La foto giornalistica, la maschera dell'oggettività e l'ideologia celata
Il fotografo colombiano Federico Ríos, con il suo progetto a lungo termine Paths of Desperate Hope, documenta il difficile viaggio degli immigranti attraverso il Darién Gap, tra Colombia e Panama. È un percorso migratorio irregolare, pericoloso e fondamentale per chi cerca di raggiungere gli Stati Uniti.

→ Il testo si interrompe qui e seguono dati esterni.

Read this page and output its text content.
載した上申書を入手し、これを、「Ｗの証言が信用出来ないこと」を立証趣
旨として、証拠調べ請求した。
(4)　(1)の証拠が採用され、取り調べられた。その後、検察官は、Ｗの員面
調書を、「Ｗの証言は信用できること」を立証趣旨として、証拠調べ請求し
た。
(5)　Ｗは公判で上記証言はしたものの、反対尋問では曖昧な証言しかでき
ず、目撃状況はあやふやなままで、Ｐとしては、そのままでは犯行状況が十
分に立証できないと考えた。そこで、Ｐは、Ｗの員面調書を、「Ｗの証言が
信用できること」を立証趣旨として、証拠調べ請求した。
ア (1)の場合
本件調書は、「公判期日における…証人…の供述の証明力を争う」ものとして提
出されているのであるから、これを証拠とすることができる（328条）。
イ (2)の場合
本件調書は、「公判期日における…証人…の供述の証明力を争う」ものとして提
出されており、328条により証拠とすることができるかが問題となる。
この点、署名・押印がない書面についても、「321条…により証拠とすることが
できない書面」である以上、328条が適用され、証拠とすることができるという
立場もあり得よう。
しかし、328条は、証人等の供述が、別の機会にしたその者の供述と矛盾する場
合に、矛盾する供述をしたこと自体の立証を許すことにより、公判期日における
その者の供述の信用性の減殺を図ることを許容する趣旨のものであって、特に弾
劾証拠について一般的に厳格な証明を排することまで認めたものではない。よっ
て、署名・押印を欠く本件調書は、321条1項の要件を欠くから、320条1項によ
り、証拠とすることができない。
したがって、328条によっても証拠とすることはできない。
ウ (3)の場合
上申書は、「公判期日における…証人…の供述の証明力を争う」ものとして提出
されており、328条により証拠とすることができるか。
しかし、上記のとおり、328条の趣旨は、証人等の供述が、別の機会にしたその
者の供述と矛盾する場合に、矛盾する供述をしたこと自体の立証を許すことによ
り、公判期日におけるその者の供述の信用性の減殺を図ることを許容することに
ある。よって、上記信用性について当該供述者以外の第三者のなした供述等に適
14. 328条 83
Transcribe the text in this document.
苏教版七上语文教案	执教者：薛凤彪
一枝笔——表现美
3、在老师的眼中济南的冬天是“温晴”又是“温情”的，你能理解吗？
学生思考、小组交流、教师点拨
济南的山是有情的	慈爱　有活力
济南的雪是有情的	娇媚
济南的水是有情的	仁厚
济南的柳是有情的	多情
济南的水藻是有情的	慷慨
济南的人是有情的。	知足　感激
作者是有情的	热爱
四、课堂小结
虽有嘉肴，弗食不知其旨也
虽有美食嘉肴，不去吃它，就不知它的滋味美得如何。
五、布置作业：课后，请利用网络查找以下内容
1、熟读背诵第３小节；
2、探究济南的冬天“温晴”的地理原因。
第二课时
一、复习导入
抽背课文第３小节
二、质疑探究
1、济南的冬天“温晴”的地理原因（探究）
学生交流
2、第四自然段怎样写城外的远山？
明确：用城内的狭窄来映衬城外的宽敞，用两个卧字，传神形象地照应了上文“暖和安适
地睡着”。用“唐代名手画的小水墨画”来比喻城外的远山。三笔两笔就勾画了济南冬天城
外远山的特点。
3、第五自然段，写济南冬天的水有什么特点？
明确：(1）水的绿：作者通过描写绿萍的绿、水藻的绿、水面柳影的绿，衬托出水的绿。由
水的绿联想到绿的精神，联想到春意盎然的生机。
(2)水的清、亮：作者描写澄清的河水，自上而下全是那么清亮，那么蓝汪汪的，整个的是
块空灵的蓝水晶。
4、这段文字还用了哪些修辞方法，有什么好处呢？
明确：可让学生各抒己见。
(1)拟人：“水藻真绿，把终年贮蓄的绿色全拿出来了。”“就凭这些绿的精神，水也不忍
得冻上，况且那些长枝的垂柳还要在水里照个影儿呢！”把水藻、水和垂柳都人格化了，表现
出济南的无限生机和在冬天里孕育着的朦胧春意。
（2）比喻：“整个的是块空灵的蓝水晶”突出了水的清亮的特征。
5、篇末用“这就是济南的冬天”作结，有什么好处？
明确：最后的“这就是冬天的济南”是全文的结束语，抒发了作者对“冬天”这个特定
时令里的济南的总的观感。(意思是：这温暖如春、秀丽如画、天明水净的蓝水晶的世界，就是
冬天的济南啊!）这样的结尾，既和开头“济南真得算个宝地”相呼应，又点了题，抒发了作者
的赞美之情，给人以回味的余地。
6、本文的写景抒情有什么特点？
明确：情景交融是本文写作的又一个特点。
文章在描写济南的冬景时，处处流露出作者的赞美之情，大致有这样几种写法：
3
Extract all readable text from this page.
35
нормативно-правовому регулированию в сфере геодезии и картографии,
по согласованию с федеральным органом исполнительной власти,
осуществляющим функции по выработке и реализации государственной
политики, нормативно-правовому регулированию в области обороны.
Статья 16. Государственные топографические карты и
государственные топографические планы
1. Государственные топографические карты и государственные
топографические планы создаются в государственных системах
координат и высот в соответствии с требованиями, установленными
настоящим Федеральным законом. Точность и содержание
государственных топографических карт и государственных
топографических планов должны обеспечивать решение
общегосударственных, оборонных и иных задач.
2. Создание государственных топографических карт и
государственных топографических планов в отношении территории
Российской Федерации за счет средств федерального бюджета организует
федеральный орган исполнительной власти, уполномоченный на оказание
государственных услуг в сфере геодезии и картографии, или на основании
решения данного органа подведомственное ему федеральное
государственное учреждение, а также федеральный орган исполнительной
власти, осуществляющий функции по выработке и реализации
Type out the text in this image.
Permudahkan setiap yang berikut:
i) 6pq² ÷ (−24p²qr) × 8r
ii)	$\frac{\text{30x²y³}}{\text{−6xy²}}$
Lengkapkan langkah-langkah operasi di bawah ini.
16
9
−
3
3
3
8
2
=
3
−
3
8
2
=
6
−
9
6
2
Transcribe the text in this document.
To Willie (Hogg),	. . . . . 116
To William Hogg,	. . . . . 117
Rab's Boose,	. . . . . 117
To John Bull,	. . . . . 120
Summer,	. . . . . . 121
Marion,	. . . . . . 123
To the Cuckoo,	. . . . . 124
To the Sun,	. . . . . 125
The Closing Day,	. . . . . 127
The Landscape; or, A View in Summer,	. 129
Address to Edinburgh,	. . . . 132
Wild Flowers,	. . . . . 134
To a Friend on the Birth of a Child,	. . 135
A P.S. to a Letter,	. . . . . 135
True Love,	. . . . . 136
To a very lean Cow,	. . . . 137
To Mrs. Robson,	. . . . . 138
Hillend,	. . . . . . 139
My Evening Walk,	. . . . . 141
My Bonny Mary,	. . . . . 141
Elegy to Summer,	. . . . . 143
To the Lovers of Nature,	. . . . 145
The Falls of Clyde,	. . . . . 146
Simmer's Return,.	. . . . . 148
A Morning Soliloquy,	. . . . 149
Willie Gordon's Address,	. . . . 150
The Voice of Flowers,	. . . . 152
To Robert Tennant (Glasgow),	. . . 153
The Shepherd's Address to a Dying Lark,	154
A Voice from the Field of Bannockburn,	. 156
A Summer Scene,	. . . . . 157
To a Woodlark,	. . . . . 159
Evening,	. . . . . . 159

Le inquadrature di Ríos mostrano migranti che trascinano bambini nel fango, corpi morti, bambini che piangono, giovani su zattere, ecc. Queste immagini toccano il cuore e attirano l’attenzione del pubblico sul problema della migrazione globale. Tuttavia, dietro questo linguaggio visivo apparentemente “neutrale” e “compassionevole”, si nasconde ancora una visione coloniale. L’opera, nel quadro narrativo occidentale, “oggettiva” e “rende pietosi” i gruppi “non occidentali”, trasformandoli in “poveri altri” senza voce.
La fotografia giornalistica, come strumento di registrazione, ha lo scopo di trasmettere agli spettatori informazioni visive su eventi. Tuttavia, nel processo di simbolizzazione, le foto non rappresentano sempre la realtà in modo diretto e oggettivo. Infatti, le foto di cronaca, pur avendo l’apparenza di “verità” o “documentazione”, possono essere soggette a presentazione selettiva, espressione fuorviante e manipolazione intenzionale, rendendole non vere.
Ad esempio, il fotografo attribuisce l’esodo di migranti afghani, venezuelani e cinesi alla fuga dalla violenza del regime. Ma nel caso del Venezuela una delle cause principali del crollo sociale del paese è dovuta alle sanzioni economiche imposte dagli Stati Uniti e dai suoi alleati. Queste misure hanno causato un brusco calo del PIL e una grave scarsità di beni di prima necessità.
Secondo la teoria del mito di Roland Barthes, la rappresentazione dell’immagine non è mera riproduzione visiva, ma una pratica sociale e politica, e l’ideologia si esprime nel modo in cui le immagini vengono presentate. Attraverso i simboli visivi si naturalizzano valori storici e specifici, dandogli un aspetto “generale”, “neutrale” e “indiscutibile”. Il “mito” nasconde l’ideologia con la simbolizzazione, rendendola apparentemente logica.
La foto giornalistica è uno dei media più tipici di questo fenomeno. Gli spettatori tendono ad accettare senza critica le foto, in quanto riproduzioni dirette della realtà, nascondendo così la loro costruzione ideologica. Per Barthes, il mito fornisce agli specifici valori una naturalezza apparente, occultando le radici storiche e sociali.
Pertanto, sebbene Paths of Desperate Hope possieda un impatto visivo potente, capace di suscitare attenzione sulle sofferenze dei migranti irregolari, è innegabile che i media rimangano uno strumento cruciale di penetrazione ideologica. Attraverso la selezione, l’enfasi o l’attenuazione di determinate informazioni, essi guidano i lettori verso schemi mentali predeterminati. Per questo motivo, le immagini non sono solo testimoni, ma possono diventare complici di uno squilibrio narrativo.